Écrit par le journaliste Li Li, rédacteur photo et texte : Ding Lin

Rédacteur en chef des nouveaux médias/Chen Xuanzhi

Interview d'experts :

Li Haisong (Directeur du département d'andrologie, hôpital Dongzhimen, Université de médecine chinoise de Pékin)

En plus des préservatifs, les scientifiques ont découvert une nouvelle méthode de contraception masculine. Le Conseil indien de la recherche médicale a annoncé à la mi-août avoir terminé avec succès l'essai clinique de RISUG, le premier contraceptif masculin injectable au monde. Le médicament a un taux de réussite contraceptive de 97,3 % et est efficace pendant 13 ans. Si le médicament est finalement approuvé par le Drug Controller General of India (DCGI), il deviendra le premier contraceptif masculin injectable au monde.

▲Le mécanisme d'action du contraceptif masculin injectable RISUG (Source : bloomberg.com)

En fait, les méthodes contraceptives scientifiques modernes ne sont devenues ce qu’elles sont aujourd’hui qu’après des milliers d’années d’exploration longue et tortueuse. Tout au long de l’histoire, les gens ont continuellement inventé des outils et des méthodes de contraception plus simples et plus efficaces. Comprendre comment ces réalisations durement acquises par la civilisation humaine ont pu être obtenues pourrait permettre aux hommes et aux femmes d’aujourd’hui de partager plus rationnellement la responsabilité de la contraception.

Méthodes contraceptives précoces

Lorsque la civilisation humaine est apparue, elle vivait principalement de la chasse, de la pêche et de la cueillette. L’environnement naturel difficile et la faible productivité ne permettent pas l’existence d’une population importante. À cette époque, les humains ne comprenaient peut-être pas le lien inévitable entre le sexe et la grossesse. Certaines civilisations croyaient même que la grossesse et l’accouchement étaient des « phénomènes magiques » propres aux femmes.

Après être entrés dans la société agricole, les humains ont été inspirés par la pratique de production « semis-récolte » et ont commencé à réaliser que le sperme masculin était la cause directe de la grossesse et de la fertilité. Par la suite, les méthodes contraceptives développées se sont également tournées vers les hommes. Ces méthodes se divisent principalement en trois catégories : la première consiste à limiter la fréquence de la vie sexuelle. Dès la période des Printemps et Automnes en Chine, il existait un code moral selon lequel « la conduite d’un gentleman est d’avoir des relations sexuelles une fois tous les cinq jours » ; la deuxième est d'arrêter les rapports sexuels avant l'éjaculation ou d'éjaculer à l'extérieur du corps. Cette méthode de contraception a été largement adoptée par toutes les nations du monde avant les temps modernes ; la troisième est de changer le mode de vie sexuel pour empêcher le sperme de pénétrer dans l'utérus.
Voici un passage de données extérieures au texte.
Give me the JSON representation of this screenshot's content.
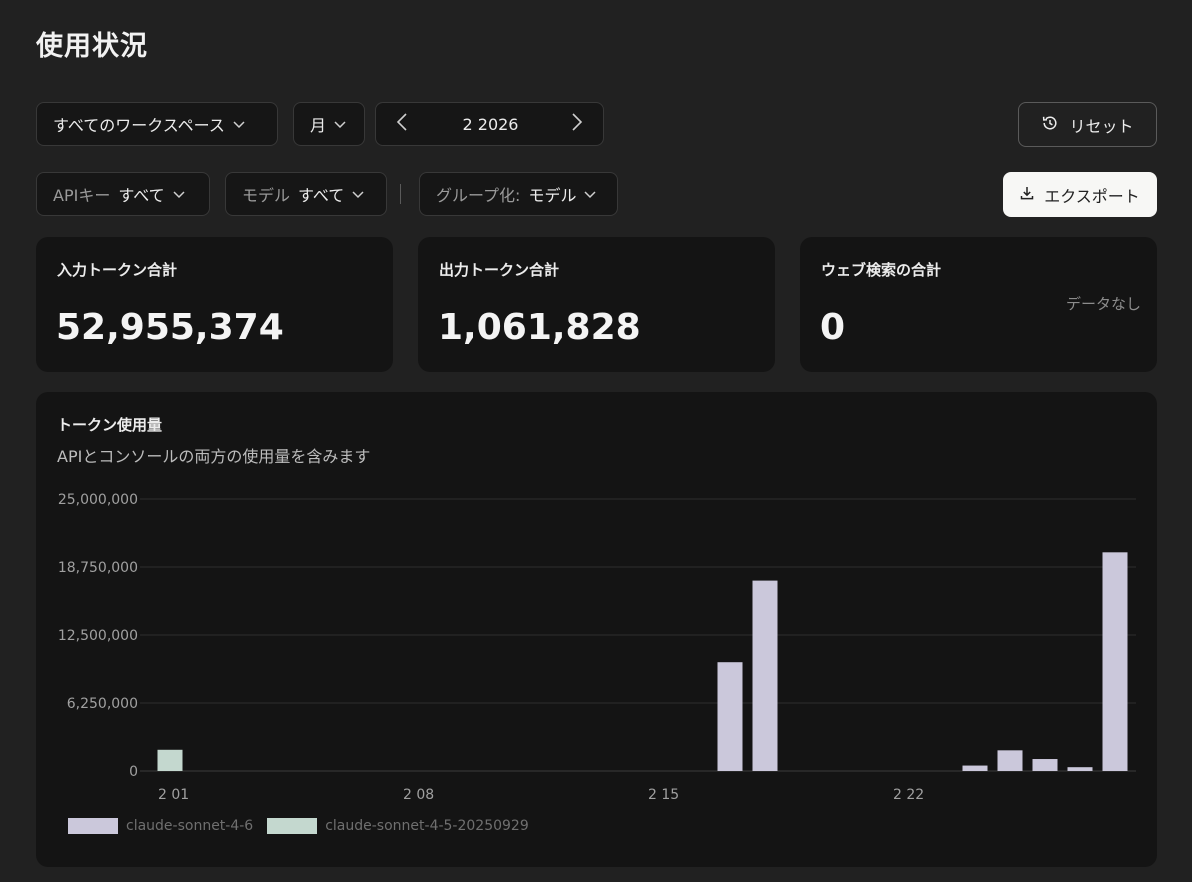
{
  "page": {
    "title": "使用状況"
  },
  "filters": {
    "workspace": "すべてのワークスペース",
    "period": "月",
    "date_label": "2 2026",
    "api_key_label": "APIキー",
    "api_key_value": "すべて",
    "model_label": "モデル",
    "model_value": "すべて",
    "group_label": "グループ化:",
    "group_value": "モデル"
  },
  "actions": {
    "reset": "リセット",
    "export": "エクスポート"
  },
  "stats": [
    {
      "label": "入力トークン合計",
      "value": "52,955,374",
      "note": ""
    },
    {
      "label": "出力トークン合計",
      "value": "1,061,828",
      "note": ""
    },
    {
      "label": "ウェブ検索の合計",
      "value": "0",
      "note": "データなし"
    }
  ],
  "usage_panel": {
    "title": "トークン使用量",
    "subtitle": "APIとコンソールの両方の使用量を含みます"
  },
  "colors": {
    "sonnet46": "#cbc8db",
    "sonnet45": "#c4d8cf",
    "grid": "#2e2e2e",
    "axis": "#a0a0a0"
  },
  "chart_data": {
    "type": "bar",
    "ylim": [
      0,
      25000000
    ],
    "yticks": [
      0,
      6250000,
      12500000,
      18750000,
      25000000
    ],
    "ytick_labels": [
      "0",
      "6,250,000",
      "12,500,000",
      "18,750,000",
      "25,000,000"
    ],
    "xtick_labels": [
      {
        "day": 1,
        "label": "2 01"
      },
      {
        "day": 8,
        "label": "2 08"
      },
      {
        "day": 15,
        "label": "2 15"
      },
      {
        "day": 22,
        "label": "2 22"
      }
    ],
    "x_days": [
      1,
      2,
      3,
      4,
      5,
      6,
      7,
      8,
      9,
      10,
      11,
      12,
      13,
      14,
      15,
      16,
      17,
      18,
      19,
      20,
      21,
      22,
      23,
      24,
      25,
      26,
      27,
      28
    ],
    "grid": true,
    "legend_placement": "bottom-left",
    "series": [
      {
        "name": "claude-sonnet-4-6",
        "values": [
          0,
          0,
          0,
          0,
          0,
          0,
          0,
          0,
          0,
          0,
          0,
          0,
          0,
          0,
          0,
          0,
          10000000,
          17500000,
          0,
          0,
          0,
          0,
          0,
          500000,
          1900000,
          1100000,
          350000,
          20100000
        ]
      },
      {
        "name": "claude-sonnet-4-5-20250929",
        "values": [
          1950000,
          0,
          0,
          0,
          0,
          0,
          0,
          0,
          0,
          0,
          0,
          0,
          0,
          0,
          0,
          0,
          0,
          0,
          0,
          0,
          0,
          0,
          0,
          0,
          0,
          0,
          0,
          0
        ]
      }
    ]
  }
}
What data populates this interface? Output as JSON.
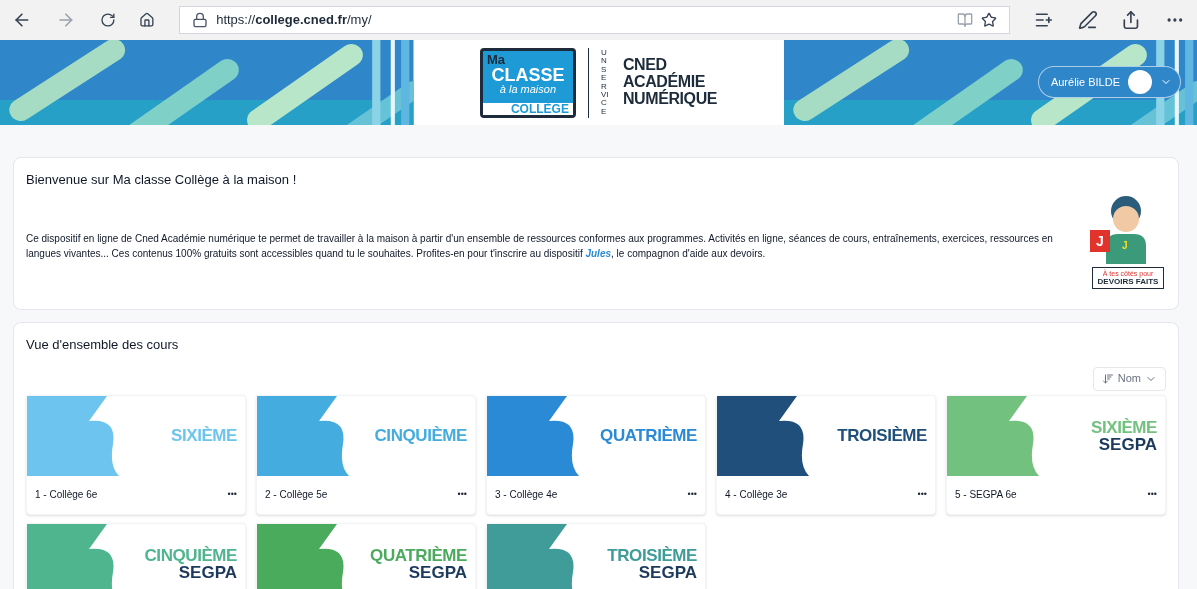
{
  "browser": {
    "url_prefix": "https://",
    "url_host": "college.cned.fr",
    "url_path": "/my/"
  },
  "banner": {
    "logo": {
      "ma": "Ma",
      "classe": "CLASSE",
      "maison": "à la maison",
      "college": "COLLÈGE"
    },
    "service": "UN SERVICE",
    "brand_lines": [
      "CNED",
      "ACADÉMIE",
      "NUMÉRIQUE"
    ],
    "user_name": "Aurélie BILDE"
  },
  "welcome": {
    "title": "Bienvenue sur Ma classe Collège à la maison !",
    "text_before": "Ce dispositif en ligne de Cned Académie numérique te permet de travailler à la maison à partir d'un ensemble de ressources conformes aux programmes. Activités en ligne, séances de cours, entraînements, exercices, ressources en langues vivantes... Ces contenus 100% gratuits sont accessibles quand tu le souhaites. Profites-en pour t'inscrire au dispositif",
    "link": "Jules",
    "text_after": ", le compagnon d'aide aux devoirs.",
    "badge": {
      "letter": "J",
      "shirt_letter": "J",
      "caption": "À tes côtés pour",
      "title": "DEVOIRS FAITS"
    }
  },
  "courses": {
    "title": "Vue d'ensemble des cours",
    "sort": "Nom",
    "items": [
      {
        "name": "SIXIÈME",
        "title": "1 - Collège 6e",
        "color": "#6cc4ef",
        "menu": "•••"
      },
      {
        "name": "CINQUIÈME",
        "title": "2 - Collège 5e",
        "color": "#45ace0",
        "menu": "•••"
      },
      {
        "name": "QUATRIÈME",
        "title": "3 - Collège 4e",
        "color": "#2a8ad6",
        "menu": "•••"
      },
      {
        "name": "TROISIÈME",
        "title": "4 - Collège 3e",
        "color": "#1f4f7a",
        "menu": "•••"
      },
      {
        "name": "SIXIÈME",
        "sub": "SEGPA",
        "title": "5 - SEGPA 6e",
        "color": "#72c17f",
        "menu": "•••"
      },
      {
        "name": "CINQUIÈME",
        "sub": "SEGPA",
        "color": "#4fb58e"
      },
      {
        "name": "QUATRIÈME",
        "sub": "SEGPA",
        "color": "#4aab5c"
      },
      {
        "name": "TROISIÈME",
        "sub": "SEGPA",
        "color": "#3f9c98"
      }
    ]
  }
}
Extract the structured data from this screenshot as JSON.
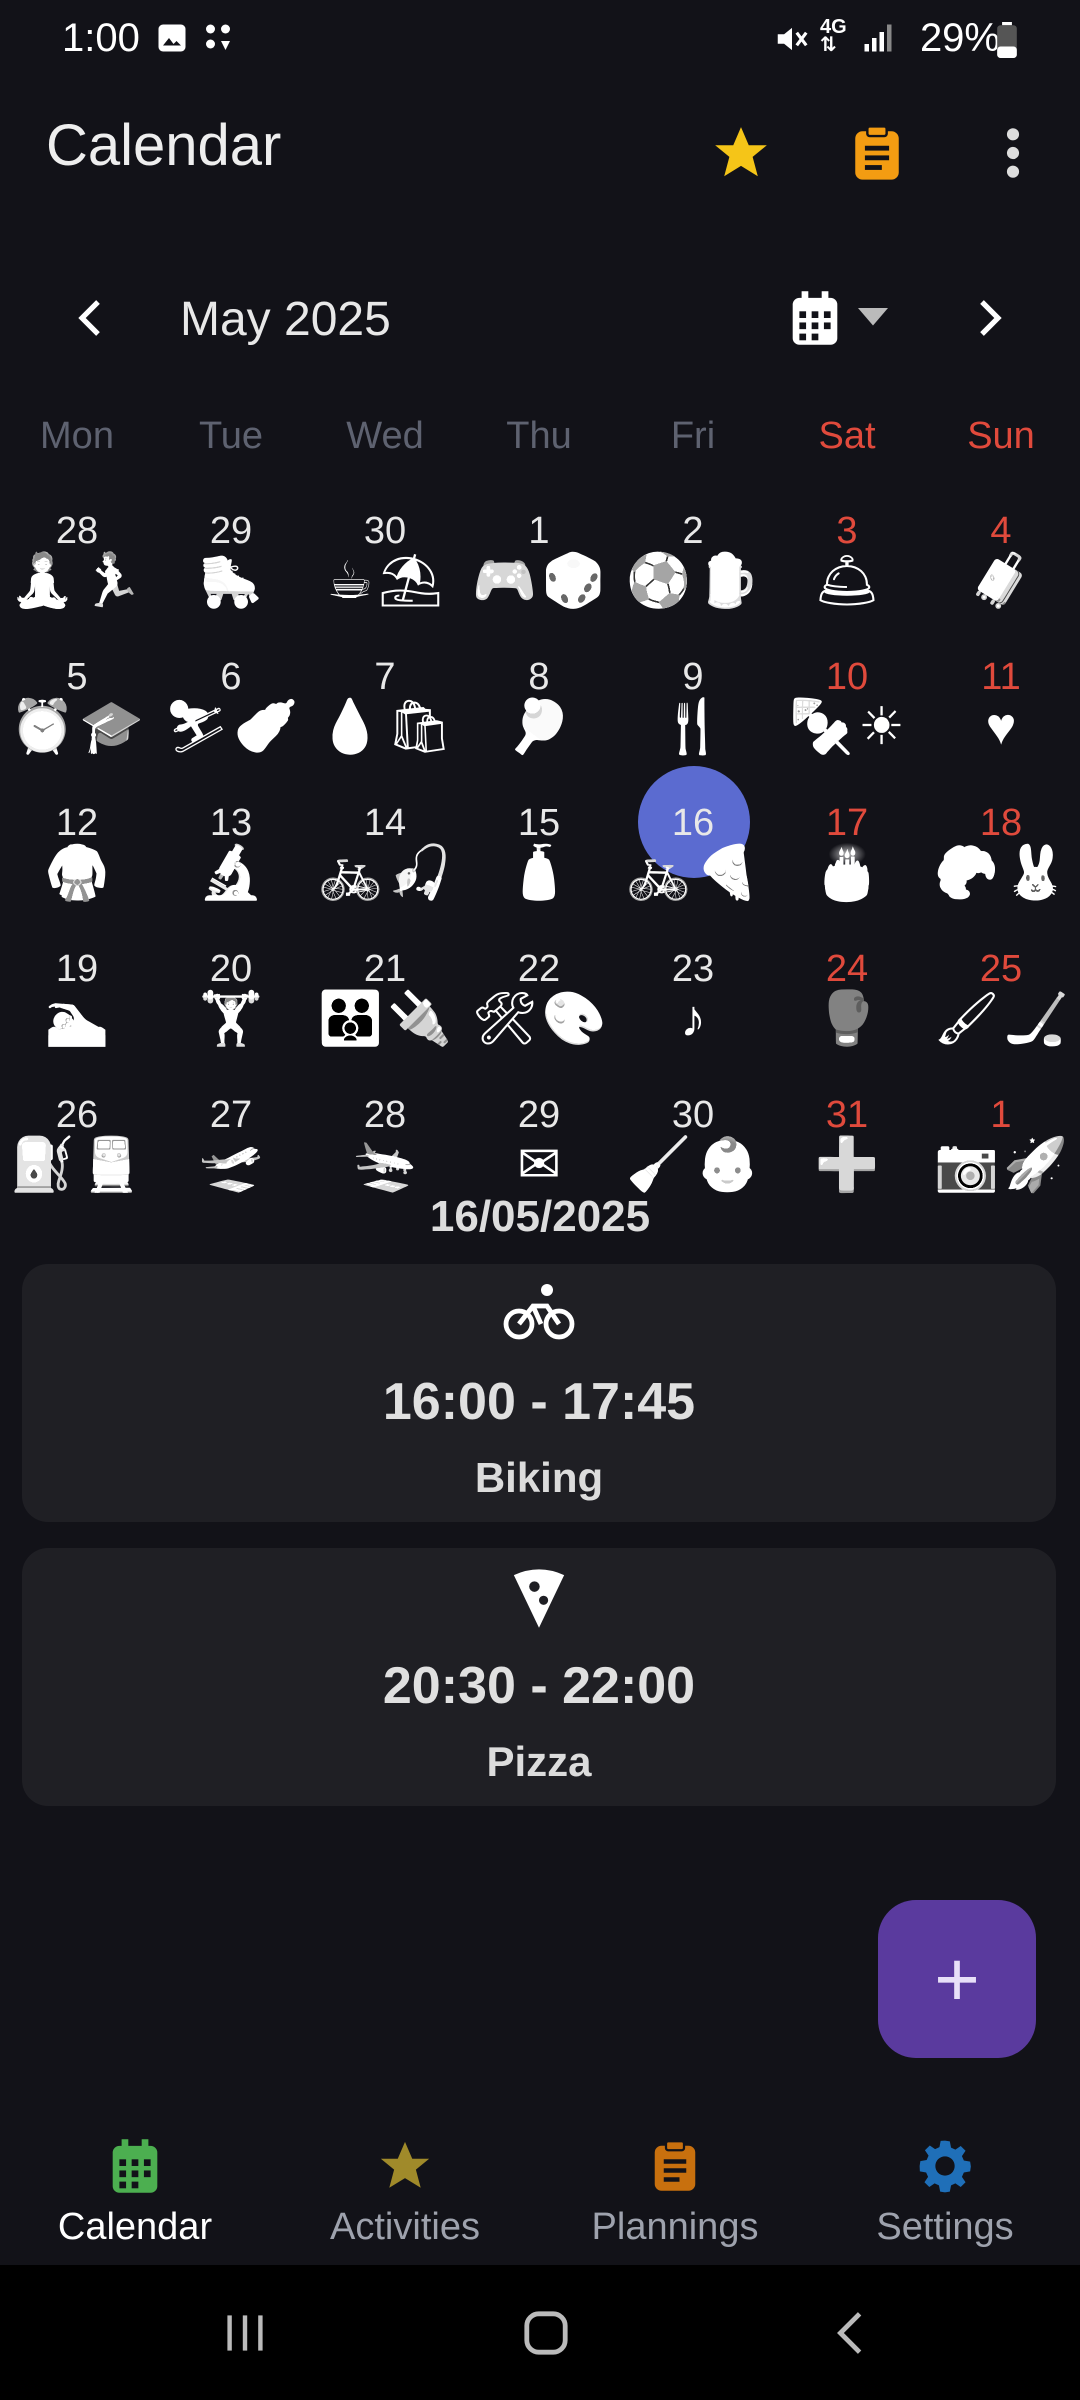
{
  "status_bar": {
    "time": "1:00",
    "battery": "29%"
  },
  "app_bar": {
    "title": "Calendar"
  },
  "month_nav": {
    "label": "May 2025"
  },
  "weekdays": [
    "Mon",
    "Tue",
    "Wed",
    "Thu",
    "Fri",
    "Sat",
    "Sun"
  ],
  "calendar": {
    "weeks": [
      [
        {
          "day": "28",
          "icons": [
            "🧘",
            "🏃"
          ]
        },
        {
          "day": "29",
          "icons": [
            "🛼"
          ]
        },
        {
          "day": "30",
          "icons": [
            "☕",
            "⛱"
          ]
        },
        {
          "day": "1",
          "icons": [
            "🎮",
            "🎲"
          ]
        },
        {
          "day": "2",
          "icons": [
            "⚽",
            "🍺"
          ]
        },
        {
          "day": "3",
          "icons": [
            "🛎"
          ]
        },
        {
          "day": "4",
          "icons": [
            "🧳"
          ]
        }
      ],
      [
        {
          "day": "5",
          "icons": [
            "⏰",
            "🎓"
          ]
        },
        {
          "day": "6",
          "icons": [
            "⛷",
            "🍼"
          ]
        },
        {
          "day": "7",
          "icons": [
            "💧",
            "🛍"
          ]
        },
        {
          "day": "8",
          "icons": [
            "🏓"
          ]
        },
        {
          "day": "9",
          "icons": [
            "🍴"
          ]
        },
        {
          "day": "10",
          "icons": [
            "🍢",
            "☀"
          ]
        },
        {
          "day": "11",
          "icons": [
            "♥"
          ]
        }
      ],
      [
        {
          "day": "12",
          "icons": [
            "🥋"
          ]
        },
        {
          "day": "13",
          "icons": [
            "🔬"
          ]
        },
        {
          "day": "14",
          "icons": [
            "🚲",
            "🎣"
          ]
        },
        {
          "day": "15",
          "icons": [
            "🧴"
          ]
        },
        {
          "day": "16",
          "icons": [
            "🚲",
            "🍕"
          ],
          "selected": true
        },
        {
          "day": "17",
          "icons": [
            "🎂"
          ]
        },
        {
          "day": "18",
          "icons": [
            "🥐",
            "🐰"
          ]
        }
      ],
      [
        {
          "day": "19",
          "icons": [
            "🏊"
          ]
        },
        {
          "day": "20",
          "icons": [
            "🏋"
          ]
        },
        {
          "day": "21",
          "icons": [
            "👪",
            "🔌"
          ]
        },
        {
          "day": "22",
          "icons": [
            "🛠",
            "🎨"
          ]
        },
        {
          "day": "23",
          "icons": [
            "♪"
          ]
        },
        {
          "day": "24",
          "icons": [
            "🥊"
          ]
        },
        {
          "day": "25",
          "icons": [
            "🖌",
            "🏒"
          ]
        }
      ],
      [
        {
          "day": "26",
          "icons": [
            "⛽",
            "🚆"
          ]
        },
        {
          "day": "27",
          "icons": [
            "🛫"
          ]
        },
        {
          "day": "28",
          "icons": [
            "🛬"
          ]
        },
        {
          "day": "29",
          "icons": [
            "✉"
          ]
        },
        {
          "day": "30",
          "icons": [
            "🧹",
            "👶"
          ]
        },
        {
          "day": "31",
          "icons": [
            "➕"
          ]
        },
        {
          "day": "1",
          "icons": [
            "📷",
            "🚀"
          ]
        }
      ]
    ]
  },
  "selected_date": "16/05/2025",
  "events": [
    {
      "icon": "bike-icon",
      "time": "16:00 - 17:45",
      "label": "Biking"
    },
    {
      "icon": "pizza-icon",
      "time": "20:30 - 22:00",
      "label": "Pizza"
    }
  ],
  "fab": {
    "label": "+"
  },
  "bottom_nav": [
    {
      "label": "Calendar",
      "icon": "calendar-icon",
      "color": "#4caf50",
      "active": true
    },
    {
      "label": "Activities",
      "icon": "star-icon",
      "color": "#a08a2a"
    },
    {
      "label": "Plannings",
      "icon": "clipboard-icon",
      "color": "#c8700e"
    },
    {
      "label": "Settings",
      "icon": "gear-icon",
      "color": "#1f6fb8"
    }
  ],
  "colors": {
    "accent_star": "#f5c518",
    "accent_clipboard": "#f39c12",
    "selected_day": "#5b6bd0",
    "weekend": "#e04a3c",
    "fab": "#5a3a9e"
  }
}
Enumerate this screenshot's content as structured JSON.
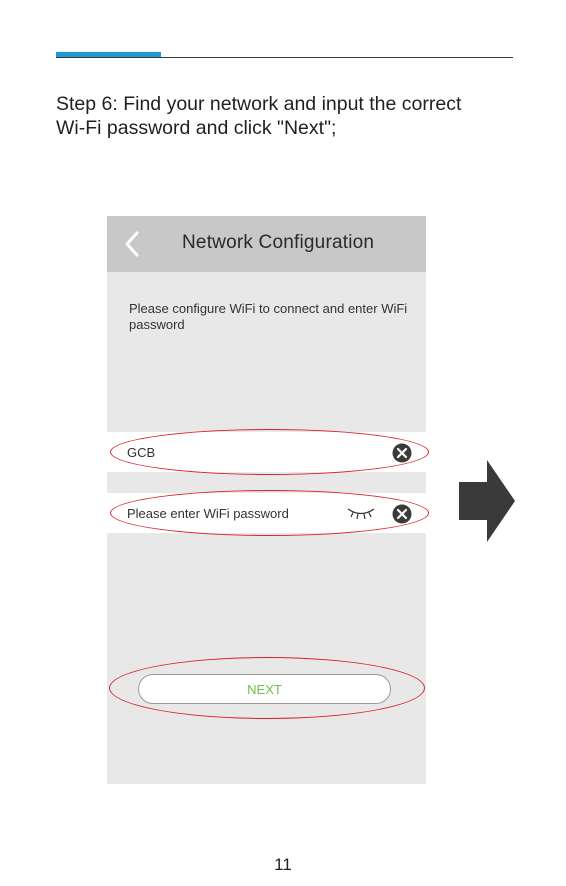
{
  "step": {
    "text_line1": "Step 6: Find your network and input the correct",
    "text_line2": "Wi-Fi password and click \"Next\";"
  },
  "screen": {
    "title": "Network Configuration",
    "instructions": "Please configure WiFi to connect and enter WiFi password",
    "ssid_value": "GCB",
    "password_placeholder": "Please enter WiFi password",
    "next_label": "NEXT"
  },
  "page_number": "11",
  "colors": {
    "accent_bar": "#1f9ad6",
    "highlight_ellipse": "#d8232a",
    "next_text": "#6cc04a",
    "header_bg": "#c8c8c8",
    "screen_bg": "#e8e8e8"
  }
}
De toute évidence, en raison du manque de compréhension du processus réel et du mécanisme physiologique précis de la grossesse, le taux de réussite des méthodes primitives ci-dessus n’est pas élevé.

Selon d'anciens documents papyrus, les anciens Égyptiens fabriquaient également des suppositoires contraceptifs en utilisant des « spécialités » locales : un mélange de miel et de gomme arabique était trempé dans une boule de lin et inséré dans le vagin féminin. C'est en effet utile : la gomme arabique peut boucher le vagin après avoir absorbé de l'eau et gonflé, et le miel produira une grande quantité d'acide lactique par fermentation microbienne, ce qui inactivera rapidement les spermatozoïdes.

Dans la région arabe médiévale et en Inde, où la culture était relativement développée et la société relativement tolérante à la contraception, les méthodes contraceptives étaient à l’avant-garde du monde. Il y a près de mille ans, on utilisait déjà des méthodes comme le rinçage du vagin, le bouchage du col de l’utérus avec des éponges et l’enveloppement du pénis pour éviter une grossesse. Ce fut également l’une des premières options contraceptives masculines à être largement adoptée.

En outre, des tentatives de vasectomie ont été menées en Inde. Il existait également de nombreux ouvrages médicaux locaux traitant des principes et des méthodes de contraception, qui sont devenus des ouvrages de lecture et des manuels scolaires pour les Européens du début de la période moderne.

L'invention et la popularisation des préservatifs

Les préservatifs sont l’une des méthodes contraceptives les plus populaires et les plus utilisées aujourd’hui. En 1564, l'Italien Frobius publie un livre proposant l'idée initiale du préservatif. Cependant, il n’existait pas à l’époque de technologie de fabrication adaptée (il a donc suggéré d’étirer le prépuce masculin et de le ligaturer pour empêcher le sperme de s’écouler).

Les premiers préservatifs sont apparus en Grande-Bretagne à la fin du XVIIe siècle et étaient souvent fabriqués à partir d'intestins de mouton ou de peau de poisson.

▲Préservatifs fabriqués à partir d'intestins d'animaux (Source : esquire.com)

Dans la société britannique de l’époque, les concepts et les lois chrétiens traditionnels dominaient encore, et la contraception était considérée comme un crime. C’est pourquoi les gens ont inventé et utilisé les préservatifs non pas à des fins de contraception, mais pour prévenir la transmission de maladies sexuellement transmissibles comme la syphilis. À cette époque, les préservatifs ne pouvaient être vendus que dans les maisons closes, et les pharmaciens et les trafiquants de drogue ne pouvaient vendre des préservatifs qu'aux personnes atteintes de syphilis ou susceptibles d'être infectées par la syphilis à l'avenir, comme les émissaires ou les hommes d'affaires en poste à l'étranger, les marins en mer, les étrangers en visite, etc.

Du XVIIe siècle au milieu du XVIIIe siècle, les scientifiques ont découvert le processus physiologique des ovules et de la grossesse, et les méthodes contraceptives ont commencé à faire les premiers progrès majeurs des temps modernes. Les préservatifs ont commencé à être largement utilisés comme moyen de contraception.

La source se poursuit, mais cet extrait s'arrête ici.